New Bedford Green Energy Jobs Touted at Future Training Facility
NEW BEDFORD — Lawmakers from D.C. and Beacon Hill were among those who showed up to a nearly empty New Bedford warehouse Thursday morning for a tour of Bristol Community College's latest project: a planned training facility for offshore wind-related green jobs.
Senator Ed Markey, Congressmen Bill Keating and Jake Auchincloss, New Bedford Mayor Jon Mitchell, and State Representatives Tony Cabral and Chris Hendricks were among the guests touring the facility.
As the backbone of BCC's new National Offshore Wind Institute, the facility will certify students in basic safety and technical training for jobs in the up-and-coming offshore wind industry, which is expected to take off in the next couple of years in the region.
The recently approved Vineyard Wind project, located just south of Martha's Vineyard, will be the first commercial-scale offshore wind project in the U.S.

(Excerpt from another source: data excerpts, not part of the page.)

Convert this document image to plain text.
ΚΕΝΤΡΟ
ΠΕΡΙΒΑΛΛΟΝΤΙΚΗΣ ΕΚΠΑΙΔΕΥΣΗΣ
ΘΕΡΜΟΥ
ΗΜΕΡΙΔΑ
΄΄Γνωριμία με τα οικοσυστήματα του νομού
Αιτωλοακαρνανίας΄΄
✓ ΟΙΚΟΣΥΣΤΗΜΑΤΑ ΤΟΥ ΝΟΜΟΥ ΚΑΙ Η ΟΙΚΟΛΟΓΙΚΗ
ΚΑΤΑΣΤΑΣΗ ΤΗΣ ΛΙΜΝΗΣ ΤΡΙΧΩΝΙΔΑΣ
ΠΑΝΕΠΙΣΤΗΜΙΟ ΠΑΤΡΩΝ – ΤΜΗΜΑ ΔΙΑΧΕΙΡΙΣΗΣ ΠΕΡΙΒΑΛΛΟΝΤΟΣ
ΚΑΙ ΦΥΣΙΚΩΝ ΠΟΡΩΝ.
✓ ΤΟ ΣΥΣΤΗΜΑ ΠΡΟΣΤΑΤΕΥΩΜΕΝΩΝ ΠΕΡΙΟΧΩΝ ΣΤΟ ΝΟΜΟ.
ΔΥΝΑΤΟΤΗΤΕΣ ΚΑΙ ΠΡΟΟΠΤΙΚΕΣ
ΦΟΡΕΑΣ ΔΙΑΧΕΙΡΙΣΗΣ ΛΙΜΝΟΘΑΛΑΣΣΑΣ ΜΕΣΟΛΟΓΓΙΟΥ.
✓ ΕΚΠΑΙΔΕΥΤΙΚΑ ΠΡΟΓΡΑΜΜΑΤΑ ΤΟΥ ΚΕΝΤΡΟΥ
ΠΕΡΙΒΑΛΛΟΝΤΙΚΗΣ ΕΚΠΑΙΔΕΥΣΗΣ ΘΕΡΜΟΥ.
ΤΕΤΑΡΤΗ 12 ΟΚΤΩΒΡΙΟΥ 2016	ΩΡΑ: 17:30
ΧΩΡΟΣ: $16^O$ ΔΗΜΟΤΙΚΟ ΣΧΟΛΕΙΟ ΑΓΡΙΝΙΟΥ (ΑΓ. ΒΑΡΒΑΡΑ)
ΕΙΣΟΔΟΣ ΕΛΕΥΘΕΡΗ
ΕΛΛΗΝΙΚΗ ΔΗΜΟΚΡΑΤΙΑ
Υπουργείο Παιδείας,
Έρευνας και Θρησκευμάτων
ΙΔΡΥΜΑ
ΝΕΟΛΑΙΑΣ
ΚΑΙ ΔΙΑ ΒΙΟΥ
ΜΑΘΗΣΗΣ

Another one — the Mayflower Wind project — is already in the pipeline.
Representatives from both companies attended the tour as well.
"The training that they are offering here, we will absolutely need for the workforce that we'll be sending onshore," said Vineyard Wind Manager of Workforce and Supply Chain Development Jen Cullen. "We're looking really to train as many locals into the workforce as we can."
Cullen said that Vineyard Wind has been coordinating with BCC on what certification and training their future employees will need.
"When second projects pick up, and the workforce needs to be retrained and get recertified, there will continue to be a growing need for these kinds of facilities," she added.
On Thursday, the warehouse and attached offices looked like what they were: an empty industrial facility on the city's working waterfront off Herman Melville Boulevard.
But one area will become a deep water pool for safety training, and another space will be set aside for technical training on repairs and assembly, BCC's Associate VP of Administration and Facilities Jo Ann Bentley told guests.
Part of the tallest warehouse will also hold shipping containers cut into mazes with ladders to practice safety while working at height, she noted. "This is the fun part!"
Although the training center is not yet fully funded, Vice President of External Affairs at BCC Jennifer Menard said unequivocally, "We are moving forward with this project."
Renovating the warehouse alone will cost around $5 million, Menard said, although they've already managed to gather over $1 million in state grants from the Mass Clean Energy Center and the Skills Capital Program.
"New Jersey just put $3 million to any community college to just do basic safety training...and New York did $10 million of an investment," she noted. "So we're hoping for that kind of support."
"We would like to still lead in Massachusetts," Menard added.
"It's an honor to be here today in New Bedford, a community on the front lines of our clean energy revolution," said Senator Markey. "Bristol's National Offshore Wind Institute will open career pathways to local students, provide advanced training for those in the field, and help employers build and sustain their workforce."
"When Herman Melville wrote Moby Dick by the light of a whale oil lamp, Massachusetts was the nation's leading power producer," he noted. "Once again, New Bedford's shores will launch the world's energy revolution, this time with clean, renewable wind energy."